ニュース 電子 作成日:2017年4月17日_記事番号:T00070027
鴻海精密工業傘下、シャープの戴正呉社長は15日、同社OBとの会合の席上、パソコンなどIT(情報技術)機器事業への再参入を検討していると表明した。シャープブランド強化戦略の一環とみられ、かつて赤字で撤退した競争の激しい分野に鴻海を後ろ盾として再参入する形となる。17日付工商時報などが報じた。
シャープは「メビウス」ブランドでノートPCなどを展開していたが、経営状況悪化により2010年に撤退していた。戴社長は、鴻海とシャープのシナジー効果が最も強いのがIT機器分野と話し、シャープブランドによるPCなどの販売に自信を示した。今年2月には、鴻海とシャープが共同でプロジェクターを開発すると表明しており、IT機器分野での協業を広げる意向だ。
市場調査会社IHSマークイットによると、シャープはアップルのタブレット端末、ノートPC受注獲得に向け、有機EL(OLED)パネルの生産ラインを設置しており、いつでも量産できる体制のようだ。
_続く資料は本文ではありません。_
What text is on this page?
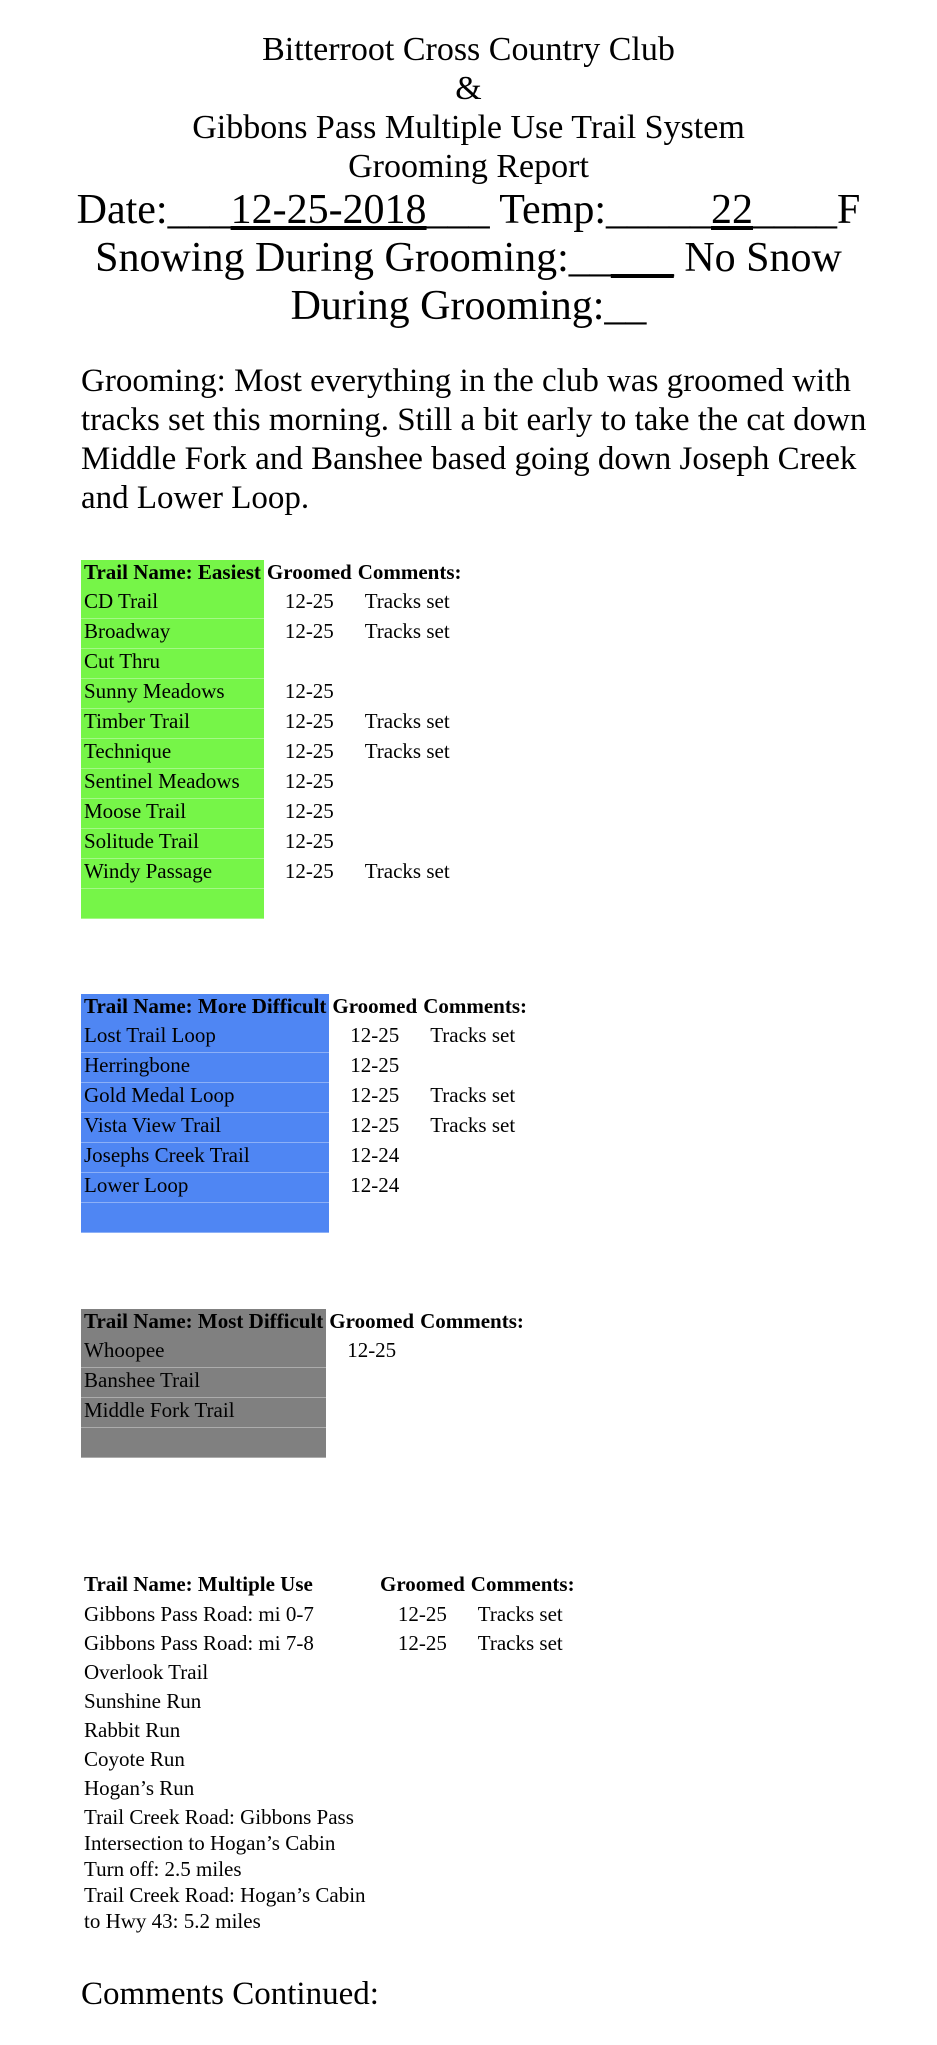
Bitterroot Cross Country Club
&
Gibbons Pass Multiple Use Trail System
Grooming Report
Date:___12-25-2018___ Temp:_____22____F
Snowing During Grooming:_____ No Snow
During Grooming:__
Grooming: Most everything in the club was groomed with tracks set this morning. Still a bit early to take the cat down Middle Fork and Banshee based going down Joseph Creek and Lower Loop.
Trail Name: Easiest	Groomed	Comments:
CD Trail	12-25	Tracks set
Broadway	12-25	Tracks set
Cut Thru		
Sunny Meadows	12-25	
Timber Trail	12-25	Tracks set
Technique	12-25	Tracks set
Sentinel Meadows	12-25	
Moose Trail	12-25	
Solitude Trail	12-25	
Windy Passage	12-25	Tracks set

Trail Name: More Difficult	Groomed	Comments:
Lost Trail Loop	12-25	Tracks set
Herringbone	12-25	
Gold Medal Loop	12-25	Tracks set
Vista View Trail	12-25	Tracks set
Josephs Creek Trail	12-24	
Lower Loop	12-24	

Trail Name: Most Difficult	Groomed	Comments:
Whoopee	12-25	
Banshee Trail		
Middle Fork Trail		

Trail Name: Multiple Use	Groomed	Comments:
Gibbons Pass Road: mi 0-7	12-25	Tracks set
Gibbons Pass Road: mi 7-8	12-25	Tracks set
Overlook Trail		
Sunshine Run		
Rabbit Run		
Coyote Run		
Hogan’s Run		
Trail Creek Road: Gibbons Pass Intersection to Hogan’s Cabin Turn off: 2.5 miles		
Trail Creek Road: Hogan’s Cabin to Hwy 43: 5.2 miles		
Comments Continued:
戴社長はまた、17年度は日本国内でのシャープ家電のラインアップ強化を図ると表明した。商品点数を、▽掃除機、前年比180%増▽4Kテレビ、45%増▽冷蔵庫、30%増▽洗濯機、20%増──とし、積極的に新商品を投入する方針だ。
中国でテレビ販売23%増
中国の市場調査会社、奥維雲網(AVC)によると、シャープの中国市場での1~2月のテレビ販売台数は29万7,000台で前年同期比23.5%増だった。「買1送1」(1台購入で2台目無料)キャンペーンなどが奏功した。目標に掲げている中国市場での数倍成長には及ばないものの、確実に販売台数を伸ばしている。
シャープなどの液晶テレビの製造を手掛ける鴻海科技集団(フォックスコン)の中国市場での1~2月テレビ出荷台数は約130万台で、台湾メーカーの冠捷科技(TPVテクノロジー)の238万台に次いで2番目の出荷規模だった。
中国では▽瑞軒科技(アムトラン・テクノロジー)▽仁宝電脳工業(コンパル・エレクトロニクス)▽緯創資通(ウィストロン)──といった台湾メーカーがテレビを受注しているが、中国地場メーカーの技術向上や生産拡大のあおりを受けて、生産規模が縮小している。
医療保険分野の新会社設立
鴻海は14日、シャープと3月に設立した医療関連機器の合弁会社「シャープFMSGヘルスアンドメディカル」を通じ、医療保険を手掛ける「シャープライフサイエンス」を設立したと発表した。出資額は13億8,700万円。
シャープFMSGは、シャープの医療関連機器など健康医療分野の事業を分社化した企業で、鴻海との合弁により、医療関連技術の研究開発(R&D)強化、海外販路拡大を図る。鴻海とシャープの提携は、IT機器やテレビだけでなく医療分野まで広がっており、グループ全体で相乗効果を狙っている。